Reflectors do just what the name implies: reflect. They come in many sizes and many surfaces. White, gold and silver are most popular. Light bounced from them can fill shadows and provide soft, even light that is more pleasing than the point-source light from a flash unit. They can be used to bounce light from a flash, rendering it less harsh. They are commonly used for outdoor portraits. Fashion photographers use huge ones, inside and outside the studio. They're also useful for nature photography. Small ones are lightweight and pack well, and can bring light onto close-ups of flowers and critters. Elements further away from the reflector get less intense light, resulting in brighter foreground elements that stand out well against the background. A reflector was used to balance strong backlight of the butterfly photograph, filling front shadows and kicking light under the wings.

Extension tubes move the lens further away from the film, thus permitting closer focusing. Depth of field gets very narrow and light intensity drops. Small apertures and long exposures are nearly always required. No wind, please. The butterfly was photographed on medium format film with a 150mm lens and extension tube which gets us "right in there." Tripod, incident light meter, and reflector were also used.
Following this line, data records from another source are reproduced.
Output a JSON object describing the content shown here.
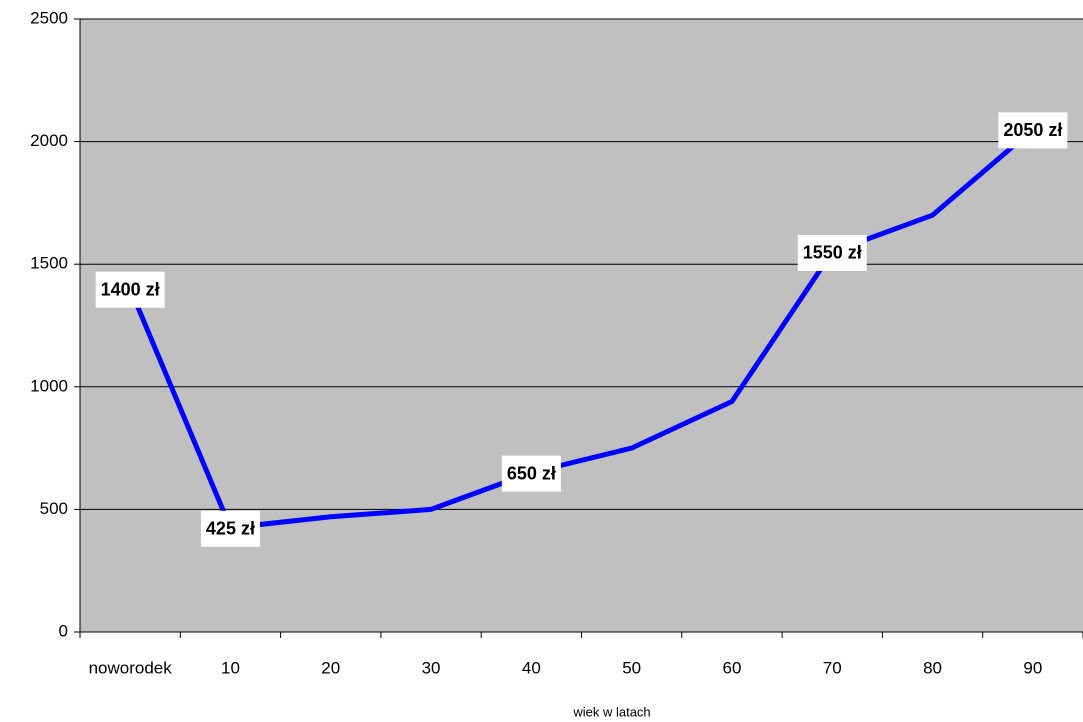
{
  "chart_data": {
    "type": "line",
    "x_label": "wiek w latach",
    "categories": [
      "noworodek",
      "10",
      "20",
      "30",
      "40",
      "50",
      "60",
      "70",
      "80",
      "90"
    ],
    "series": [
      {
        "name": null,
        "color": "#0000ff",
        "values": [
          1400,
          425,
          470,
          500,
          650,
          750,
          940,
          1550,
          1700,
          2050
        ],
        "value_labels": [
          "1400 zł",
          "425 zł",
          null,
          null,
          "650 zł",
          null,
          null,
          "1550 zł",
          null,
          "2050 zł"
        ]
      }
    ],
    "ylim": [
      0,
      2500
    ],
    "yticks": [
      0,
      500,
      1000,
      1500,
      2000,
      2500
    ],
    "grid": true,
    "background": "#c0c0c0"
  }
}
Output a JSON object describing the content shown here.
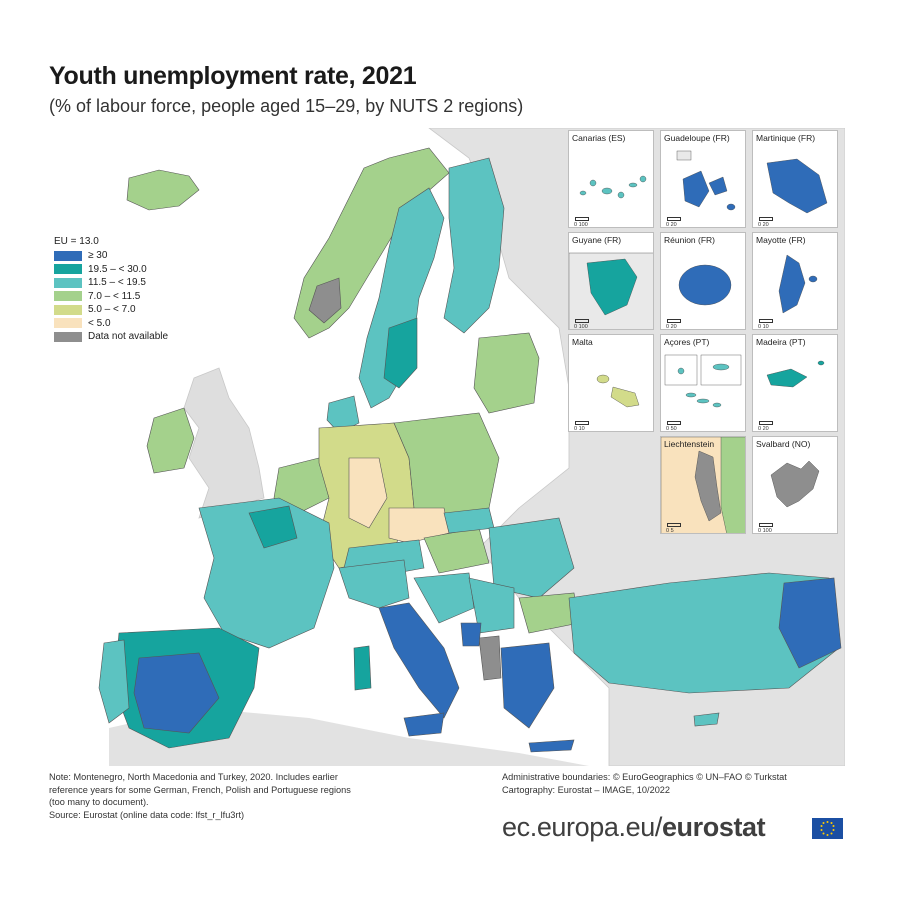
{
  "title": "Youth unemployment rate, 2021",
  "subtitle": "(% of labour force, people aged 15–29, by NUTS 2 regions)",
  "legend": {
    "title": "EU = 13.0",
    "items": [
      {
        "label": "≥ 30",
        "color": "#2f6cb8"
      },
      {
        "label": "19.5 – < 30.0",
        "color": "#16a49e"
      },
      {
        "label": "11.5 – < 19.5",
        "color": "#5cc3c1"
      },
      {
        "label": "7.0 – < 11.5",
        "color": "#a4d18c"
      },
      {
        "label": "5.0 – < 7.0",
        "color": "#d2db8a"
      },
      {
        "label": "< 5.0",
        "color": "#f9e2bd"
      },
      {
        "label": "Data not available",
        "color": "#8e8e8e"
      }
    ]
  },
  "insets": [
    {
      "label": "Canarias (ES)",
      "scale": "0   100"
    },
    {
      "label": "Guadeloupe (FR)",
      "scale": "0   20"
    },
    {
      "label": "Martinique (FR)",
      "scale": "0   20"
    },
    {
      "label": "Guyane (FR)",
      "scale": "0   100"
    },
    {
      "label": "Réunion (FR)",
      "scale": "0   20"
    },
    {
      "label": "Mayotte (FR)",
      "scale": "0   10"
    },
    {
      "label": "Malta",
      "scale": "0   10"
    },
    {
      "label": "Açores (PT)",
      "scale": "0   50"
    },
    {
      "label": "Madeira (PT)",
      "scale": "0   20"
    },
    {
      "label": "Liechtenstein",
      "scale": "0   5"
    },
    {
      "label": "Svalbard (NO)",
      "scale": "0   100"
    }
  ],
  "note": {
    "line1": "Note: Montenegro, North Macedonia and Turkey, 2020. Includes earlier",
    "line2": "reference years for some German, French, Polish and Portuguese regions",
    "line3": "(too many to document).",
    "line4": "Source: Eurostat (online data code: lfst_r_lfu3rt)"
  },
  "credits": {
    "line1": "Administrative boundaries: © EuroGeographics © UN–FAO © Turkstat",
    "line2": "Cartography: Eurostat – IMAGE, 10/2022"
  },
  "brand": {
    "prefix": "ec.europa.eu/",
    "name": "eurostat"
  }
}
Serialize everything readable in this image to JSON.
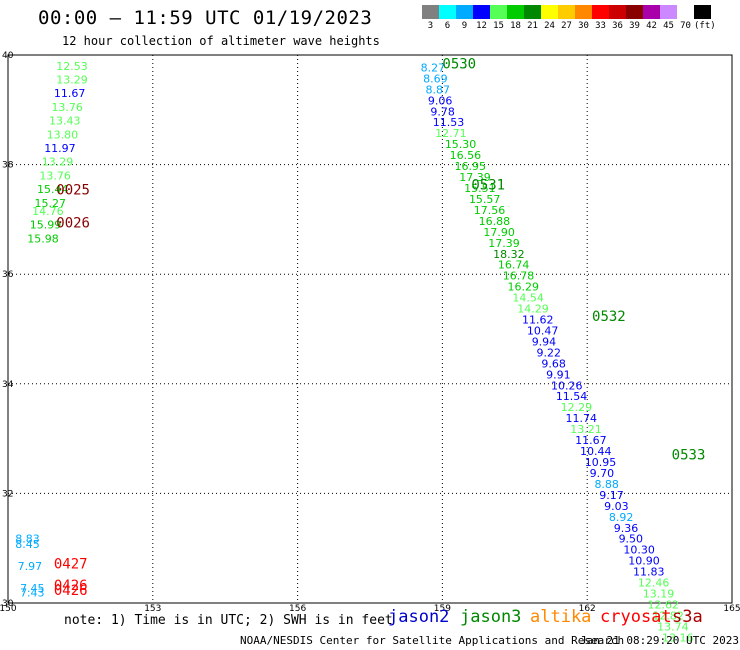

There are all kinds and manner of photo accessories. Some have limited and specific uses. Some are hardly useful at all and survive in the market only through the grace of Our Lady of Perpetual Consumption. Some are really cool gadgets, but not fundamental to creating a photograph. But the four accessories discussed above are, I believe, neither gadgetry nor marketing gimmicks. They are valid and essential tools toward creating successful photographic images. Using them takes time, and you will likely make fewer photographs. Will you slow down, be a photographer who makes a few images that really excel, or will you knock off dozens of frames and then be an editor who picks a few from the bunch that just work pretty well?